Ponnuru's allies joined in the response to Strassel's column. At the blog of the American Enterprise Institute, James Pethokoukis wrote, "If the 2016 Republican nominee wants to make his big economic idea cutting corporate taxes at a time when corporate profits are at their highest level in 85 years and worker compensation is at its lowest level in 65 years as a share of national income … well, good luck with that." He called it "a losing message."

And at Commentary, Peter Wehner, who, like Pethokoukis, was a contributor to Room to Grow, asserted, "her column so clearly misrepresents the book and the views of the various authors, to ascribe to them views and motivations that are quite obviously false."

If you are watching from the sidelines, the heated nature of the fight may be somewhat mystifying. After all, it's not exactly as if the nation has been paralyzed by debate over the past six years over whether to expand the child tax credit or cut corporate tax rates. Instead, Republicans have been fighting a losing battle to restrain the tax increases sought by President Obama and congressional Democrats.

But what both Strassel and Ponnuru and his pals realize is that if the Republicans do want to be in a position to set tax policy from the White House or a Congressional majority, they do need to go on offense, and that does mean setting some tax cutting priorities.

On the substance, Strassel has the better of this debate. As someone with three young children, believe me, nothing would make me happier than the increased child tax credit that is advocated in the Room to Grow report. But as a supply-sider who believes in a broadly neutral and simple tax policy designed to maximize incentives to work, save, and invest, the policy logic of it is hard to see.

Ponnuru and his Room To Grow co-editor Yuval Levin responded to my earlier criticism of the proposed tax credit by arguing that "it reduces redistribution by countering the tendency of entitlement programs to redistribute money from large families to small ones." Strassel encapsulated this argument by writing, "Mr. Levin and National Review's Ramesh Ponnuru this week explained that conservative redistribution is now acceptable, since it counters liberal redistribution."

The specifics of the redistribution in entitlement programs that the Room To Grow tax approach hopes to counter are sufficiently complex that they a topic for another day.
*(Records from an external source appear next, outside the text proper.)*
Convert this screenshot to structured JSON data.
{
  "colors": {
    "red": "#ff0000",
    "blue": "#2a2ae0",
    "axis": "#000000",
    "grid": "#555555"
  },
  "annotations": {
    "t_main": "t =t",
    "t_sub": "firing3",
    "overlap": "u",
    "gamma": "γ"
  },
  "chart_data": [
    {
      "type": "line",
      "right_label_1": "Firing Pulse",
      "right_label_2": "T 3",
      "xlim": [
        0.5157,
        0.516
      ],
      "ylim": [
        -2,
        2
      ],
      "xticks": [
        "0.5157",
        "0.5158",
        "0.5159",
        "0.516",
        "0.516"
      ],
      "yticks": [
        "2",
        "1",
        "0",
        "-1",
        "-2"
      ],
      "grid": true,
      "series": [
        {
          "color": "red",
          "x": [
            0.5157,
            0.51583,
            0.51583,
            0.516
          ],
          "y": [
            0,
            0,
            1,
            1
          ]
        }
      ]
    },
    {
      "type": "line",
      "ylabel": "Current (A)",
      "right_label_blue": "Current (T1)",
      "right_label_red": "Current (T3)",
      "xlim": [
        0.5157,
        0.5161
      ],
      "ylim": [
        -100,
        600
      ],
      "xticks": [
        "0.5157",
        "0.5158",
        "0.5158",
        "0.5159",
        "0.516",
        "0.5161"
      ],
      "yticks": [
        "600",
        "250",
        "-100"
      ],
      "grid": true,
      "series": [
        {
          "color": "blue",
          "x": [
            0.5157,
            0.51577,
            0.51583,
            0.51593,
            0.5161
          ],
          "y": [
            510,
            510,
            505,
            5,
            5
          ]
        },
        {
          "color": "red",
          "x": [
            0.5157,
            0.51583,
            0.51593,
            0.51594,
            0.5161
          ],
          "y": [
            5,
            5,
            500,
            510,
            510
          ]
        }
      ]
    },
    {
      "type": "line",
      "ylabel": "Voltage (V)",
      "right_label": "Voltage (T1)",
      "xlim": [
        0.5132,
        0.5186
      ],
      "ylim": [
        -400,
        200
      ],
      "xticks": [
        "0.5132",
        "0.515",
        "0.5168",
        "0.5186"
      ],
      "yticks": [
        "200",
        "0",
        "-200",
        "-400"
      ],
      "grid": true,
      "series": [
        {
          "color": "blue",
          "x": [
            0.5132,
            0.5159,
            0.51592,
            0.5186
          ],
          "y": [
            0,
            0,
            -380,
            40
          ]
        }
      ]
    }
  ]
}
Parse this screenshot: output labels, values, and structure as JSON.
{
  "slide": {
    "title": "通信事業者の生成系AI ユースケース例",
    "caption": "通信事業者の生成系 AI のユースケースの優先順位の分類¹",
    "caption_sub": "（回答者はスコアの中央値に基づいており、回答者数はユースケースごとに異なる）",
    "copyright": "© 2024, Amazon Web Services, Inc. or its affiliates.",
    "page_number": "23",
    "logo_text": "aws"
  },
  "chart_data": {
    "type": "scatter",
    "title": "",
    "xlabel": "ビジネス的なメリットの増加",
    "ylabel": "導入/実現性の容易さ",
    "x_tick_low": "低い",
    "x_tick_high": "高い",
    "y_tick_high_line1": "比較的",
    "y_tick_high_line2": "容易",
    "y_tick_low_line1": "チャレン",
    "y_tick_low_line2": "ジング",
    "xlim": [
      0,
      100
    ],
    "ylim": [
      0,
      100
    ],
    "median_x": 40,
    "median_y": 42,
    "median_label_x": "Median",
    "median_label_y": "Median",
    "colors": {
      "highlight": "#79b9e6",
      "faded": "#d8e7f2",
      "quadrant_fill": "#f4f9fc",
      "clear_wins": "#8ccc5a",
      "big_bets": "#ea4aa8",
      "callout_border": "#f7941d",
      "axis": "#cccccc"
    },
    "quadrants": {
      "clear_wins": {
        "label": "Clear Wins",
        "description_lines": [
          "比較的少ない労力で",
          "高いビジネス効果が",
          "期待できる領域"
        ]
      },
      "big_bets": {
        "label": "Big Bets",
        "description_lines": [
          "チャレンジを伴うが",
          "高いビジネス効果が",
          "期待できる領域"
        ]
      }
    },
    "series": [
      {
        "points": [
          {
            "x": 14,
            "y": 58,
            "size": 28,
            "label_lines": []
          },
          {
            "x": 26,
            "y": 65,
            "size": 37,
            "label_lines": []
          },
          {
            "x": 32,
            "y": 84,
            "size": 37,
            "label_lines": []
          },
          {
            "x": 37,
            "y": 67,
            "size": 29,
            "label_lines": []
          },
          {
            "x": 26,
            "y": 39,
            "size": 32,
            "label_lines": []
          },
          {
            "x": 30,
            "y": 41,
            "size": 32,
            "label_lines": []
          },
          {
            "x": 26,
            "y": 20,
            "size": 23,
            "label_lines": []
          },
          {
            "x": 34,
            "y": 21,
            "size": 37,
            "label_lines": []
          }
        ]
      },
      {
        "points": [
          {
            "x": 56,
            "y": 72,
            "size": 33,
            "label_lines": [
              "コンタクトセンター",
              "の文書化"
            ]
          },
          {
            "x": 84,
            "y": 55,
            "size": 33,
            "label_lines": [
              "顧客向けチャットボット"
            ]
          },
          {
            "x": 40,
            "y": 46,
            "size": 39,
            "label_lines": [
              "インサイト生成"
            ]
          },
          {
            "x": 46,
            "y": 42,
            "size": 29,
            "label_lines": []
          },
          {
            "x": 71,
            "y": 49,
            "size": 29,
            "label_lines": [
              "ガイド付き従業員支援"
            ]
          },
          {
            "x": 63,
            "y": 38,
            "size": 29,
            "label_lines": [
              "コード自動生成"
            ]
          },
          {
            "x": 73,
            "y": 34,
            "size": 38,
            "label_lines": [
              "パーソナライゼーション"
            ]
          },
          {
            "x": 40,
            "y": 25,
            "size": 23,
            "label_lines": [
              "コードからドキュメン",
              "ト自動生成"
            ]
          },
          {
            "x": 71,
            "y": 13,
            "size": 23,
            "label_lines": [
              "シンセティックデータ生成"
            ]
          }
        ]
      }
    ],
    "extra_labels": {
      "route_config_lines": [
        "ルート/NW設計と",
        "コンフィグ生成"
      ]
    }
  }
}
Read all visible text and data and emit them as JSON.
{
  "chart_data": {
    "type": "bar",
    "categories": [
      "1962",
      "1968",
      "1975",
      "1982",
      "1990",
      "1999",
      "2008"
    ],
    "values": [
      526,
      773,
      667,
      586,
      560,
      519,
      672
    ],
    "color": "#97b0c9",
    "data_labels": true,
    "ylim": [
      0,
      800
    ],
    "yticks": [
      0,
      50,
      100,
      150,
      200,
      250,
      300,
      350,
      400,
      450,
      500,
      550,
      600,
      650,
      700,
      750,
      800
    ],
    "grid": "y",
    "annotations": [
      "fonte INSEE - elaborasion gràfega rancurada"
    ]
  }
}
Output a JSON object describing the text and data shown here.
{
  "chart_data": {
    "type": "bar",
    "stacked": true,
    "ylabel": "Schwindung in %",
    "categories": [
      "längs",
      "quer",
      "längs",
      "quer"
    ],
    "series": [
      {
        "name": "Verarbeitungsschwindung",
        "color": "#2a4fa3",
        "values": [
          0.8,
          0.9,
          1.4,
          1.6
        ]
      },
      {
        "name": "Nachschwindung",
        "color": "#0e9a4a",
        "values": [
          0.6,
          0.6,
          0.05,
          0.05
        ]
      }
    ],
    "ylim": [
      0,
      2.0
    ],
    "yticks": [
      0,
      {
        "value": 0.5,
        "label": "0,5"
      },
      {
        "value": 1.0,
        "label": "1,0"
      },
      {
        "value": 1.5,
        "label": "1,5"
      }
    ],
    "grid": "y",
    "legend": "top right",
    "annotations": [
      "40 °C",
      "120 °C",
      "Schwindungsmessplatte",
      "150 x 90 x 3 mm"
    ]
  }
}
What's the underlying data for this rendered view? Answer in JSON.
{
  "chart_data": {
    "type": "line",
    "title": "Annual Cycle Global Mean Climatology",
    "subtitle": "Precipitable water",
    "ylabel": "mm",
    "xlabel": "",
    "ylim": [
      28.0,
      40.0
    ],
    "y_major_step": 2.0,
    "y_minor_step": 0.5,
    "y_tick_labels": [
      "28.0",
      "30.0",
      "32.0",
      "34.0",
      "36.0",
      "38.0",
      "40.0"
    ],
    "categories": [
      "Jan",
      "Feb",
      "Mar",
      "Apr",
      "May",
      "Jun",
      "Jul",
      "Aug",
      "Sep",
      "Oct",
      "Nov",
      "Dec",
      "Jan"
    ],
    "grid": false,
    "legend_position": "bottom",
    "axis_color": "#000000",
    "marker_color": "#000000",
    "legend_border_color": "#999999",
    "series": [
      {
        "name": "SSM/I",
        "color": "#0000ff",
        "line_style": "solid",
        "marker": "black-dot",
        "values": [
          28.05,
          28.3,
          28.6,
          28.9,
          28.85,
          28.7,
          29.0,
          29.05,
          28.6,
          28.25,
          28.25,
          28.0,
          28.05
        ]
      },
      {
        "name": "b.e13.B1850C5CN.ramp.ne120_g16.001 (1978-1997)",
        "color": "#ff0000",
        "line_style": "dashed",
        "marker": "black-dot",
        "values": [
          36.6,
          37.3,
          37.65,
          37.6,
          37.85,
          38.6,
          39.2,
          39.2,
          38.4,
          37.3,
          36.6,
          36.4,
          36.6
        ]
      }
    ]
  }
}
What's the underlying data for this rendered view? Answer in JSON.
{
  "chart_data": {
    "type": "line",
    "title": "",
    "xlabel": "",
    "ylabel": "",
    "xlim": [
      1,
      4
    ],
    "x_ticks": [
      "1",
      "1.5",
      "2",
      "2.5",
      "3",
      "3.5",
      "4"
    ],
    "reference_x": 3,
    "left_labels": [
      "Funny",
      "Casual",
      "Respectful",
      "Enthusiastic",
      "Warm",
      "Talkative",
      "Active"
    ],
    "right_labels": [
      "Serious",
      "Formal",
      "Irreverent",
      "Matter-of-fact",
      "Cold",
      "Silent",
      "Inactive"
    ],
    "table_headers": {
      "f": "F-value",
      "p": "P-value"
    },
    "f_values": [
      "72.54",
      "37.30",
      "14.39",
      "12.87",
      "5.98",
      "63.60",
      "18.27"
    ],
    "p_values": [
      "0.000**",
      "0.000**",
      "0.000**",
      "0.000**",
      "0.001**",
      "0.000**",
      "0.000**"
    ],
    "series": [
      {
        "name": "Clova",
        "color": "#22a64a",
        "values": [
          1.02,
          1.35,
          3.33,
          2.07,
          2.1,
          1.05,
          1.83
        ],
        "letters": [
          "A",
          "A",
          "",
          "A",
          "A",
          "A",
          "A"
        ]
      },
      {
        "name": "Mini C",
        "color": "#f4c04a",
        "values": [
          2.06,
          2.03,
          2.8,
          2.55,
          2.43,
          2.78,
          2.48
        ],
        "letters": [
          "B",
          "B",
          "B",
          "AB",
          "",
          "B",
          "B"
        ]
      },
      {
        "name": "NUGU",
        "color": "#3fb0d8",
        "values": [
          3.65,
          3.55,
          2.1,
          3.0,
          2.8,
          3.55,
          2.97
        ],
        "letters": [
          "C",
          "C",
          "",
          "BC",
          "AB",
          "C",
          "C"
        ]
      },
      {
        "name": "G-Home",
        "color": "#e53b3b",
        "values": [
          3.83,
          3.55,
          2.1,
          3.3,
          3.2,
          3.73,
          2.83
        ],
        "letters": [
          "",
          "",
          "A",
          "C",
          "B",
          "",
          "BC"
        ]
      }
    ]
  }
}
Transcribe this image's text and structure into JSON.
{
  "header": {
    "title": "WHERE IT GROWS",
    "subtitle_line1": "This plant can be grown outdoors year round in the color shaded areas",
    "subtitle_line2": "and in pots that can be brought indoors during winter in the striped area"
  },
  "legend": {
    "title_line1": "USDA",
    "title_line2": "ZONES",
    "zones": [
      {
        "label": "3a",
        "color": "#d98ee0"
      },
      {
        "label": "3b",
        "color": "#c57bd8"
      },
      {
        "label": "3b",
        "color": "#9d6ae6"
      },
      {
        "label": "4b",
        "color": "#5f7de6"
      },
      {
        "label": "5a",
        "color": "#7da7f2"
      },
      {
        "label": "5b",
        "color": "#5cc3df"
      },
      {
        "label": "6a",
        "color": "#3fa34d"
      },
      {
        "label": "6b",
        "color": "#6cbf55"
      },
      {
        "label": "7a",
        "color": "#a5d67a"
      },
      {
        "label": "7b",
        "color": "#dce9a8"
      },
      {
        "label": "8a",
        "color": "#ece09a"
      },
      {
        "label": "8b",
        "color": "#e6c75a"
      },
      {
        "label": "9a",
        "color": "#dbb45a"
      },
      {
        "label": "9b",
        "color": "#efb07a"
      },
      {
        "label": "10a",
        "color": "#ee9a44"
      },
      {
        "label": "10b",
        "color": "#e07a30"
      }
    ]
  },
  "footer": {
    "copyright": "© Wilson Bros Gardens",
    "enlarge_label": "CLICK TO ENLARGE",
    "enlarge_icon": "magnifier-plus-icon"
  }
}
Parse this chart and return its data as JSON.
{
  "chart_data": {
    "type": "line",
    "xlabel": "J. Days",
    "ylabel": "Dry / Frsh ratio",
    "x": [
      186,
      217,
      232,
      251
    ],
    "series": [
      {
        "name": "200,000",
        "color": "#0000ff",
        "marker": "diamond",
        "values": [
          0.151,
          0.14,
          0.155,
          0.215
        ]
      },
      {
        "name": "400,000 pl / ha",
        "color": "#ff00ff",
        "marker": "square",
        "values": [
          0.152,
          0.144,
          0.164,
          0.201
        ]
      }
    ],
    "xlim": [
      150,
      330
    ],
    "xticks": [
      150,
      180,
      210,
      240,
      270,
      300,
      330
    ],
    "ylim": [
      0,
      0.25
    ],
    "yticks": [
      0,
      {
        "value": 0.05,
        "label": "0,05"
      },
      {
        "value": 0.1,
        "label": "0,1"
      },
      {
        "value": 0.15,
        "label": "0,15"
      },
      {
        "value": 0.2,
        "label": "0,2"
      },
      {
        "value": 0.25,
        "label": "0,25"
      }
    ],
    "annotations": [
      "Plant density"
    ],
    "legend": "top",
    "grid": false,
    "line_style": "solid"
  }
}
But having taken criticism on the point from myself, from Strassel, and from Larry Kudlow, the Room to Grow crowd, rather than reassessing or adjusting their position, seem to have decided in the case of Strassel to react defensively, by accusing her of distorting their position and acting as a mouthpiece for Wall Street (which, all of a sudden, is a big sin on the right or in the eyes of columnists for, of all places, Bloomberg View.)

One might aspire for the debate to be conducted with more civility. If there is a bright side here, though, it is that Republicans are arguing over how to cut taxes rather than how to raise them. Already heated, this fight is going to get even livelier in the next two years.